Administrative claims data, such as hospital discharges and separations (Discharge Abstract Database), Medical Services Plan (MSP) payment information, and outpatient prescription dispensation data (PharmaNet), were used to identify adult patients with rheumatoid arthritis (RA), psoriatic arthritis (PsA), plaque psoriasis, and ankylosing spondylitis living in BC who were eligible for public drug coverage between January 2013 and November 2020.
Using PharmaNet data, investigators collected pharmaceutical claims for the reference drugs and etanercept and infliximab biosimilars. They then analyzed changes in the proportions of dispensed of and total spending on biosimilars out of the total amount per drug after the biosimilar switching and new start policies began.
A total of 208,984 patients were included, with 5884 using infliximab and etanercept. Of these patients, 4697 (79.8%) had previously filled a prescription for etanercept and 1187 (20.2%) had received infliximab. Most patients (59.1%, n = 123,475) were female and 44.3% (n = 92,592) were between the ages of 50 and 69 years.
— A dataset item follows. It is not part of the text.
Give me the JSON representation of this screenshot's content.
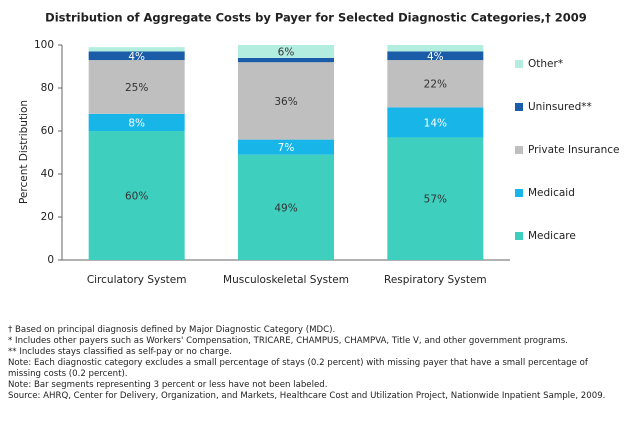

A small increase of .65% per month (95% confidence interval [CI] .44, .85) was observed in the proportion of biosimilar etanercept prescribed after the new start policy was implemented, with no significant level change in utilization. Additionally, the proportion of total spending on the biosimilar also increased (0.51%, 95% CI 0.28,0.73). No statistically significant changes were observed in spending or utilization for those receiving the infliximab biosimilar.
After initiating the switching policy, the proportional utilization of the infliximab biosimilar increased from 21.6% to 33.7% in terms of total spending and 74.6% to 78.9% regarding the number of prescriptions dispensed over the pre-intervention period. The etanercept biosimilar also increased from 15.8% to 21.6% for the proportion of total spending and 71.9% to 79.8% for prescriptions dispensed.
A sustained increase in the proportion of the biosimilar prescriptions distributed was observed after the switching policy, of 76.98% (95%CI 75.56,78.41) for etanercept and 58.43% (95% CI 52.11,64.75) for infliximab. A persistent increase in monthly spending was also reported for both etanercept and infliximab (78.22%; 95% CI 76.65, 79.79 and 71.23%; 95% CI 66.82, 75.65, respectively).
Generalizability may be limited as the impact of switching to a biosimilar may vary due to a number of payer-related factors in addition to patient and physician preferences. Future research should determine the long-term impacts of these policies.
“Although new start policies may result in some small gradual increases in biosimilar utilization, payers can substantially influence the use of biosimilars through the implementation of mandatory biosimilar switching policies,” McClean concluded. “Given the clinical similarity in their effect and potential savings, other jurisdictions and payers should seriously consider the use of these policies.”